As years passed after the creation, and people began to multiply, we find that Cain murdered his own brother, Abel, in Genesis the fourth chapter. Most people who have heard anything at all about the Bible, knows of this story. The first recorded physical death of a human, a murder. These two young men were the sons of Adam and Eve, the couple created by God.
After this incident, Cain later fathered a son named Enoch. He then built a city and named it after his son, Enoch. Enoch is the first city recorded in the Bible. Then in the 18th verse of chapter 4, we have this recorded:
"And unto Enoch was born Irad: and Irad begat Mehujael: and Mehujael begat Methushael; and Methushael begat Lamech." (Genesis 4:18 KJV)
So it is Lamech, the great, great, great grandson of Adam with which our story is concerned. Lamech becomes the first recorded person to engage in polygamy. He married two wives, one of whom was named Adah, and the other named Zillah. His first wife, Adah, gave birth to two sons who were named Jabal and Jubal.
Zillah then gave birth to a son which they named Tubal-cain and a daughter whose name was Naamah.

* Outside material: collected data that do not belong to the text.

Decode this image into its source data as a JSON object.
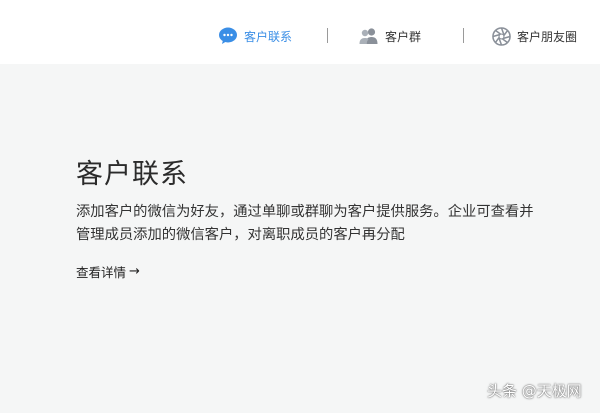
{
  "tabs": [
    {
      "label": "客户联系",
      "icon": "chat-bubble-icon",
      "active": true
    },
    {
      "label": "客户群",
      "icon": "group-users-icon",
      "active": false
    },
    {
      "label": "客户朋友圈",
      "icon": "aperture-icon",
      "active": false
    }
  ],
  "content": {
    "title": "客户联系",
    "description": "添加客户的微信为好友，通过单聊或群聊为客户提供服务。企业可查看并管理成员添加的微信客户，对离职成员的客户再分配",
    "link_label": "查看详情",
    "link_arrow": "→"
  },
  "watermark": "头条 @天极网",
  "colors": {
    "accent": "#3a8ee6",
    "background": "#f5f6f6",
    "header_background": "#ffffff"
  }
}
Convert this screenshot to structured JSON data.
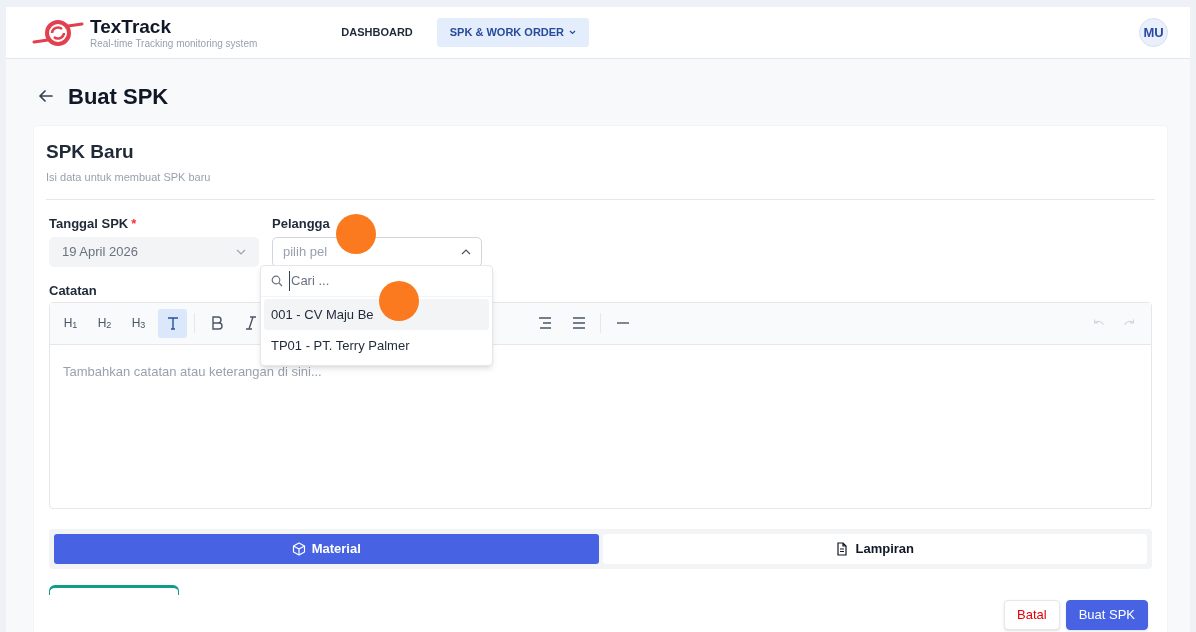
{
  "app": {
    "name": "TexTrack",
    "tagline": "Real-time Tracking monitoring system"
  },
  "nav": [
    {
      "label": "DASHBOARD",
      "selected": false,
      "has_menu": false
    },
    {
      "label": "SPK & WORK ORDER",
      "selected": true,
      "has_menu": true
    }
  ],
  "user": {
    "initials": "MU"
  },
  "page": {
    "title": "Buat SPK"
  },
  "card": {
    "title": "SPK Baru",
    "subtitle": "Isi data untuk membuat SPK baru"
  },
  "date_field": {
    "label": "Tanggal SPK",
    "required_mark": "*",
    "value": "19 April 2026",
    "disabled": true
  },
  "customer_field": {
    "label": "Pelangga",
    "placeholder": "pilih pel",
    "expanded": true
  },
  "dropdown": {
    "search_placeholder": "Cari ...",
    "options": [
      {
        "label": "001 - CV Maju Be",
        "selected": true
      },
      {
        "label": "TP01 - PT. Terry Palmer",
        "selected": false
      }
    ]
  },
  "notes": {
    "label": "Catatan",
    "placeholder": "Tambahkan catatan atau keterangan di sini...",
    "toolbar": [
      {
        "kind": "heading",
        "label": "H$_{1}$",
        "selected": false
      },
      {
        "kind": "heading",
        "label": "H$_{2}$",
        "selected": false
      },
      {
        "kind": "heading",
        "label": "H$_{3}$",
        "selected": false
      },
      {
        "kind": "paragraph",
        "selected": true
      },
      {
        "kind": "separator"
      },
      {
        "kind": "bold",
        "selected": false
      },
      {
        "kind": "italic",
        "selected": false
      },
      {
        "kind": "hidden"
      },
      {
        "kind": "align-right",
        "selected": false
      },
      {
        "kind": "justify",
        "selected": false
      },
      {
        "kind": "separator"
      },
      {
        "kind": "rule",
        "selected": false
      }
    ],
    "history": [
      {
        "kind": "undo",
        "disabled": true
      },
      {
        "kind": "redo",
        "disabled": true
      }
    ]
  },
  "tabs": [
    {
      "label": "Material",
      "kind": "package",
      "selected": true
    },
    {
      "label": "Lampiran",
      "kind": "file",
      "selected": false
    }
  ],
  "actions": [
    {
      "label": "Batal",
      "kind": "secondary"
    },
    {
      "label": "Buat SPK",
      "kind": "primary"
    }
  ],
  "touches": [
    {
      "kind": "tap"
    },
    {
      "kind": "tap"
    }
  ]
}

Tubal-cain was a gifted creator of weapons such as spears and swords, metal work
One day, Lamech came in and confronted his wives with this statement, first, from the King James Version:
"And Lamech said unto his wives: Adah and Zillah, hear my voice; Ye wives of Lamech, hearken unto my speech: For I have slain a man for wounding me, And a young man for bruising me: If Cain shall be avenged sevenfold, Truly Lamech seventy and sevenfold." (Genesis 4:23-24 KJV)
This scripture is somewhat confusing in the KJV but is partially clarified if we read other versions and some comments by biblical scholars who are learned in Aramaic and Hebrew languages. Here is the American Standard version which, in itself clarifies a great deal of understanding:
"And Lamech said unto his wives: Adah and Zillah, hear my voice; Ye wives of Lamech, hearken unto my speech: For I have slain a man for wounding me, And a young man for bruising me: If Cain shall be avenged sevenfold, Truly Lamech seventy and sevenfold." (Genesis 4:23-24 ASV)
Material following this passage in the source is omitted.